Beim Saisonauftakt in Hockenheim ging es nicht nur in den beiden Rennen heiß her. Auch abseits der Strecke gaben es sich die Fahrer untereinander mit voller Breitseite. Die DTM hat 2016 eine neue, alte Qualität erreicht, die sie mit der Zeit leider verloren hatte. Devise dieses Jahr: Der Fahrer ist wieder der Star und soll mit aller Macht in den Vordergrund gestellt werden. Darauf haben sich Audi, BMW und Mercedes über den langen Winter noch einmal deutlich verständigt.

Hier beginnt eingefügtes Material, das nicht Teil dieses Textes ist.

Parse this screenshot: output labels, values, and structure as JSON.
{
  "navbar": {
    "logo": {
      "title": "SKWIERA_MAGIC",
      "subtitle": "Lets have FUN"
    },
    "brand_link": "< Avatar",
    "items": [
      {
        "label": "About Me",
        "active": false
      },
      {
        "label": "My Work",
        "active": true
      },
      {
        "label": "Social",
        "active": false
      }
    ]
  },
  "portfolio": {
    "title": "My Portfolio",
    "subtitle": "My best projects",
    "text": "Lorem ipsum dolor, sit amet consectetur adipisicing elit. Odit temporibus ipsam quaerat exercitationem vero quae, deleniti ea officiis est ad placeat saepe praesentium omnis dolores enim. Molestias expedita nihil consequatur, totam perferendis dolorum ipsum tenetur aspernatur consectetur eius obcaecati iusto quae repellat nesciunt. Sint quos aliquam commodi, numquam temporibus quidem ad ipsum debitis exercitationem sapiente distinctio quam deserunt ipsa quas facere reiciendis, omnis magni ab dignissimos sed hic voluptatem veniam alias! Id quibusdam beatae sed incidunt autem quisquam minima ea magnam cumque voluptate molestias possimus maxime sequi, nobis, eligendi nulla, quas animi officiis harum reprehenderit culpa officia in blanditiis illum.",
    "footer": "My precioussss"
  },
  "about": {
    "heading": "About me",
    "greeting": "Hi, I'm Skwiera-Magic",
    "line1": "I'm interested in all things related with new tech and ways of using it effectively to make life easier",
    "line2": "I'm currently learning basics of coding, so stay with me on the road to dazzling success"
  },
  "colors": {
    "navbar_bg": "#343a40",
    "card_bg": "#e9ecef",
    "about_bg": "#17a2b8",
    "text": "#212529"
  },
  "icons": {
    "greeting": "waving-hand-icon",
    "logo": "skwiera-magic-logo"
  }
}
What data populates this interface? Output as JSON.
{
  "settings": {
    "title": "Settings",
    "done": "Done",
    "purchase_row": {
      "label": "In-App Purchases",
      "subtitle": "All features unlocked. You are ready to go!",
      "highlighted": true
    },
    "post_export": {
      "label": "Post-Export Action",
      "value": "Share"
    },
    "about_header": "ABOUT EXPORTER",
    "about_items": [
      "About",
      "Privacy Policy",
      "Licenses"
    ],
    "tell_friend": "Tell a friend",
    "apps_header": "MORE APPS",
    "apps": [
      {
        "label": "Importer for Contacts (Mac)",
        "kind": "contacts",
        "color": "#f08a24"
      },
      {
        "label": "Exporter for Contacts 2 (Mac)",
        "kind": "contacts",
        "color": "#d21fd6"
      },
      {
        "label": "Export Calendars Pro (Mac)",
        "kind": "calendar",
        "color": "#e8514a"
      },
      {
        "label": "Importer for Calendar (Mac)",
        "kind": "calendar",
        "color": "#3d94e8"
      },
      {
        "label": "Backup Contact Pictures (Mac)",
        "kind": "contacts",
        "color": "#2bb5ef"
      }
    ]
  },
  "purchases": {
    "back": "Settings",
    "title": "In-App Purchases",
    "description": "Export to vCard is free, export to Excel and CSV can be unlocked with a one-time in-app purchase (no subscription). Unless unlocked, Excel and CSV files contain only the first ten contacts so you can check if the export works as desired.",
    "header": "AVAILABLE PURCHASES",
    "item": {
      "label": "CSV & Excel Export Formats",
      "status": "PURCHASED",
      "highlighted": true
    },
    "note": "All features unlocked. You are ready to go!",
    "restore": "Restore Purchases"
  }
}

Die neue Marschroute wurde der Öffentlichkeit am Hockenheim-Wochenende auf unterschiedliche Art und Weise vor Augen geführt. Wäre es früher etwa undenkbar gewesen, dass sich Audi- und Mercedes-Fahrer medial wirksam über die Bevorteilung der Konkurrenz von BMW beschweren, wurde diesmal ordentlich ausgeteilt. Eben so, wie man es von einem mündigen Rennfahrer erwarten würde.

Mortara: Vollidioten!

Selbst in den Pressemitteilungen gab es keinen Kuschelkurs mehr. War in den vergangenen Jahren von ‚einem anderen Fahrer´ die Rede, der einem ins Auto gekachelt war, wurde das Kind respektive der Unfallgegner jetzt direkt beim Namen genannt. Noch ein Beispiel, dass der PR-Sprech nun offenbar ein Ende hat: Edoardo Mortara, der in der Audi-Pressemitteilung so zitiert wurde: "Leider gibt es in der DTM ein paar Vollidioten, die noch immer glauben, man kann ein Rennen in der ersten, zweiten oder dritten Kurve gewinnen." Rumms!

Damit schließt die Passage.